2048-gym

Work in progress!

Lessons Learned

A lot of thoughts went into handling invalid actions. Every action that does not change the board is considered invalid. A naive implementation of a greedy agent would get stuck if an invalid action has the highest Q value. The general takeaway ist that it is challenging for the agent to learn what actions are valid for a given state. Here is what I tried: ** Reward shaping is not the road to success! Giving negative rewards does not result in any meaningful policy. ** Finishing the episode after an invalid action often leads to policies avoiding invalid moves, but as the game usually stops early the agent can not explore it. Resulting policies seem stupid but are a valid local minimum. For example the A2C agent started alternately executing LEFT and RIGHT. Additionally the scores were really low as a eps-greedy agents random explorations stop the game at some point with invalid actions. The agent could not learn to handle high values. ** Most promising is the implementation of a new policy that takes the validity of the actions into account. It does not simply select the action with the highest Q-value but selects the one that is actually valid. This means the policy exploits the known prior of invalid actions and simply ignores the invalid ones.

Training time: It seems like the agent starts to overfit / exploit a suboptimal policy after some training time. Early stopping can prevent this and lead to a reasonable policy. For example the highest number is stored in a corner and values a preferably summed up at the two adjoining borders.
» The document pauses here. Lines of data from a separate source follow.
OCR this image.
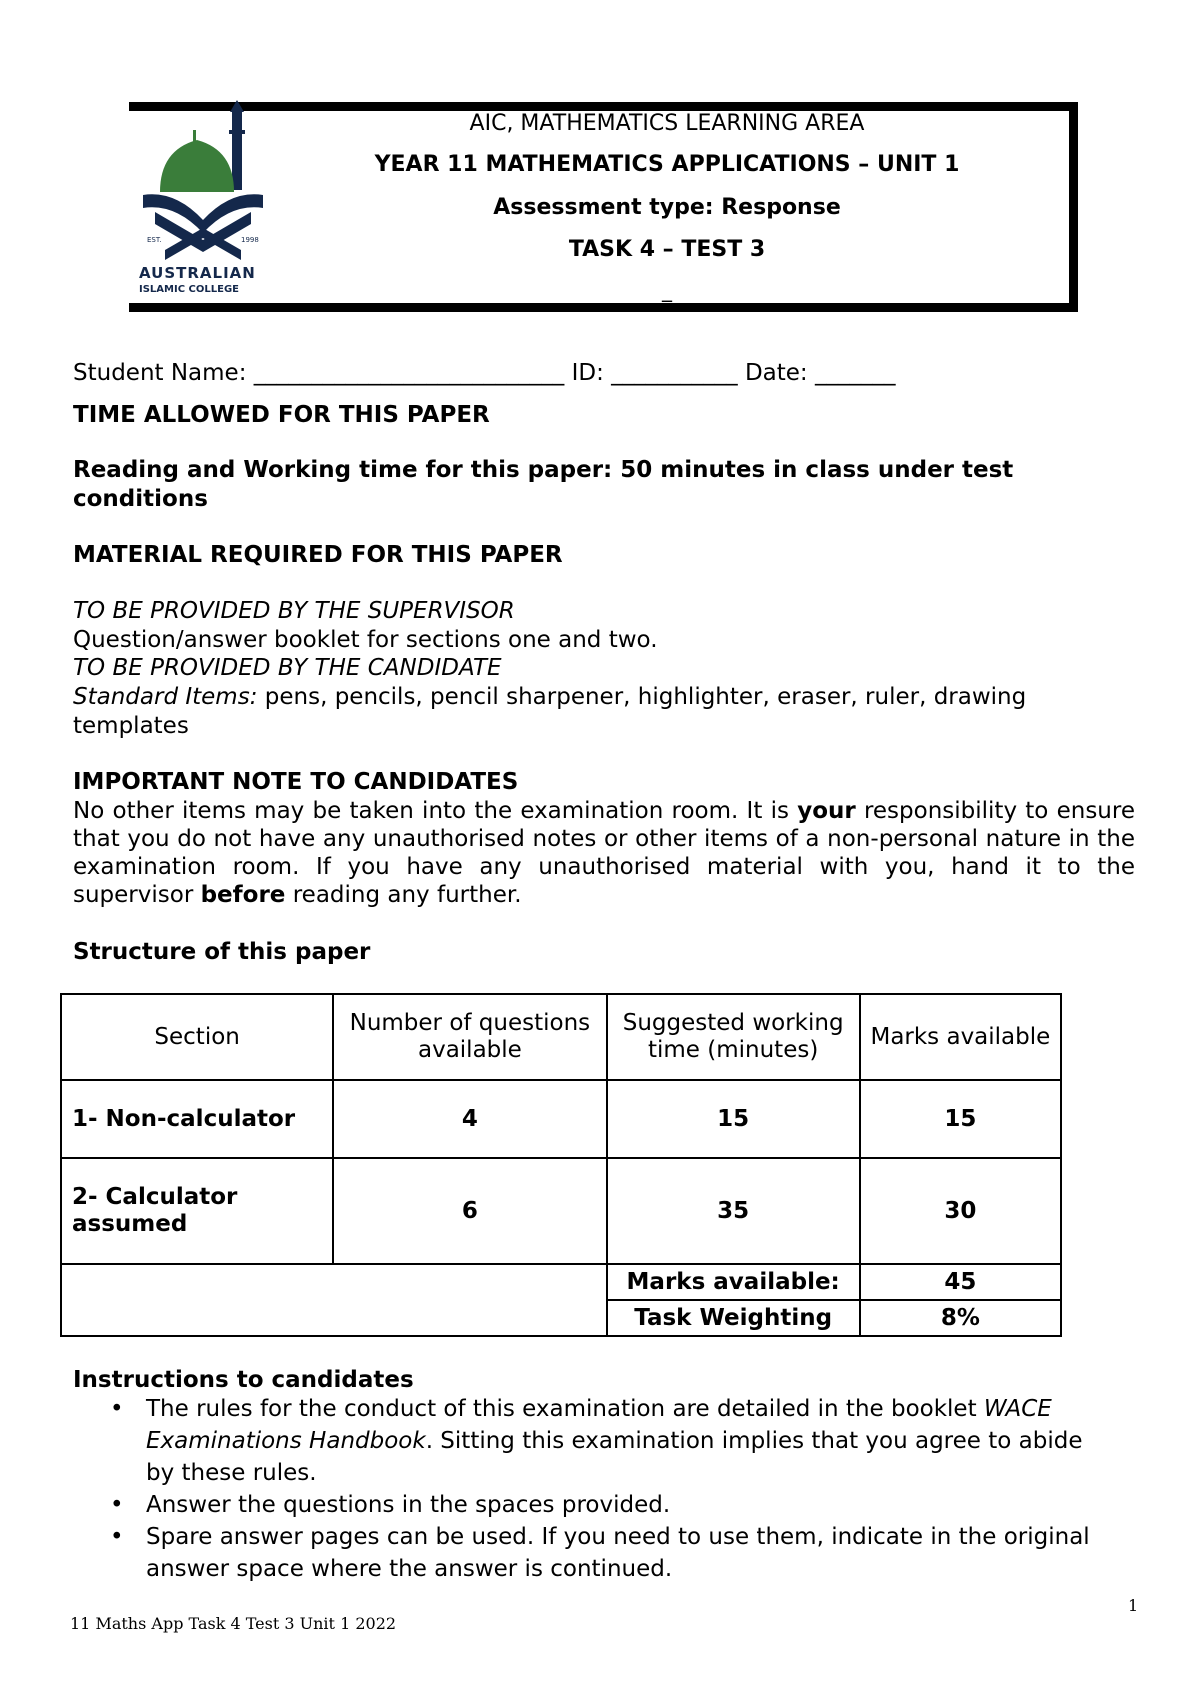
EST.	1998
AUSTRALIAN
ISLAMIC COLLEGE
AIC, MATHEMATICS LEARNING AREA
YEAR 11 MATHEMATICS APPLICATIONS – UNIT 1
Assessment type: Response
TASK 4 – TEST 3
_
Student Name: ___________________________ ID: ___________ Date: _______
TIME ALLOWED FOR THIS PAPER
Reading and Working time for this paper: 50 minutes in class under test
conditions
MATERIAL REQUIRED FOR THIS PAPER
TO BE PROVIDED BY THE SUPERVISOR
Question/answer booklet for sections one and two.
TO BE PROVIDED BY THE CANDIDATE
Standard Items: pens, pencils, pencil sharpener, highlighter, eraser, ruler, drawing
templates
IMPORTANT NOTE TO CANDIDATES
No other items may be taken into the examination room. It is your responsibility to ensure that you do not have any unauthorised notes or other items of a non-personal nature in the examination room. If you have any unauthorised material with you, hand it to the supervisor before reading any further.
Structure of this paper
Section	Number of questions available	Suggested working time (minutes)	Marks available
1- Non-calculator	4	15	15
2- Calculator assumed	6	35	30
		Marks available:	45
		Task Weighting	8%
Instructions to candidates
• The rules for the conduct of this examination are detailed in the booklet WACE Examinations Handbook. Sitting this examination implies that you agree to abide by these rules.
• Answer the questions in the spaces provided.
• Spare answer pages can be used. If you need to use them, indicate in the original answer space where the answer is continued.
1
11 Maths App Task 4 Test 3 Unit 1 2022
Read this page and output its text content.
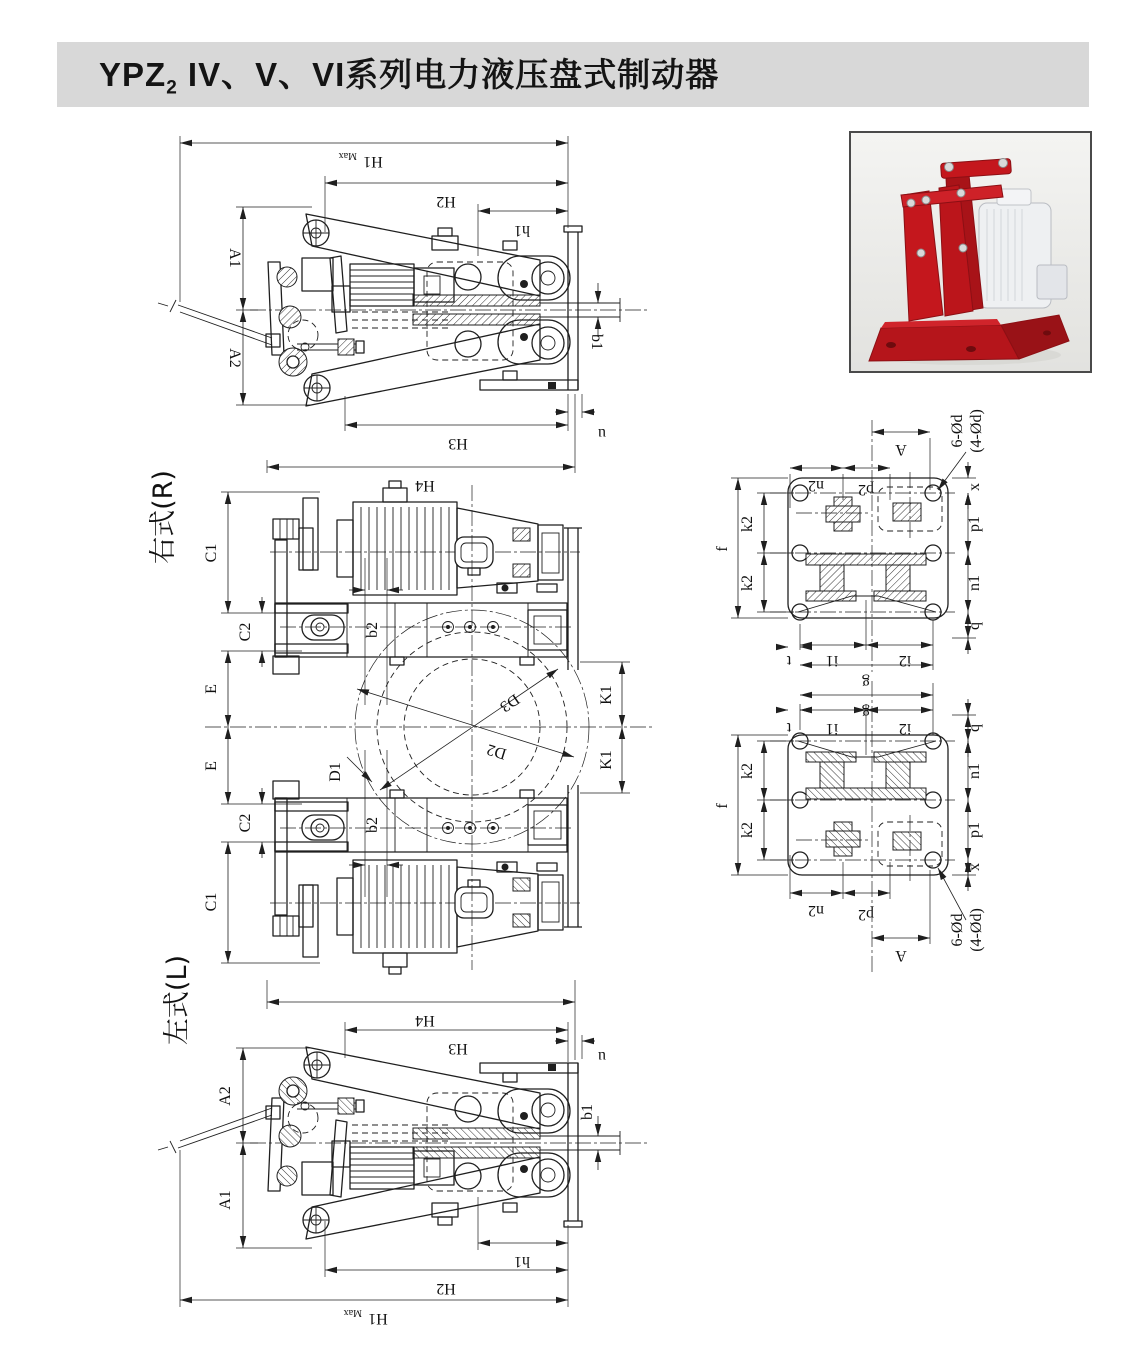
$YPZ_2$ IV、V、VI系列电力液压盘式制动器
H1
Max
H2
h1
A1
A2
b1
u
H3
H4
右式(R)
左式(L)
C1
C2
E
E
C2
C1
b2
b2
K1
K1
D3
D2
D1
H4
H3	u
A2
A1
b1
h1
H2
H1
Max
A
n2 p2	x
p1
n1
q
f
k2
k2
t i1	i2
g
6-Ød (4-Ød)
g
t i1	i2	q
n1
p1
x
k2
f
k2
n2 p2
A
6-Ød (4-Ød)
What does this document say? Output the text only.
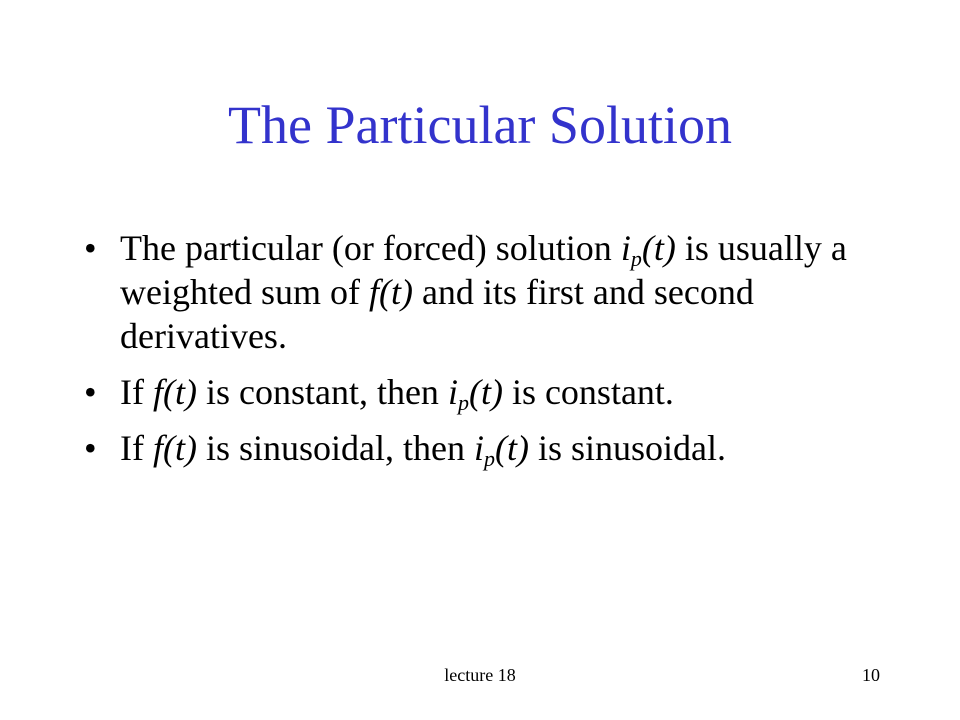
The Particular Solution
• The particular (or forced) solution $i_p(t)$ is usually a weighted sum of f(t) and its first and second derivatives.
• If f(t) is constant, then $i_p(t)$ is constant.
• If f(t) is sinusoidal, then $i_p(t)$ is sinusoidal.
lecture 18	10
Create Jupyter notebook for better documentation of the test runs
huskarl.Simulation callback for end of episode, final observation -> high score, highest tile (create nice dotplot with distribution of scores/tiles over epochs)
huskarl.Simulation callback to log observation -> action pairs
huskarl.Simulation n_episodes instead of steps?
Animate GIF to show how the agent plays
After training create plot over all epochs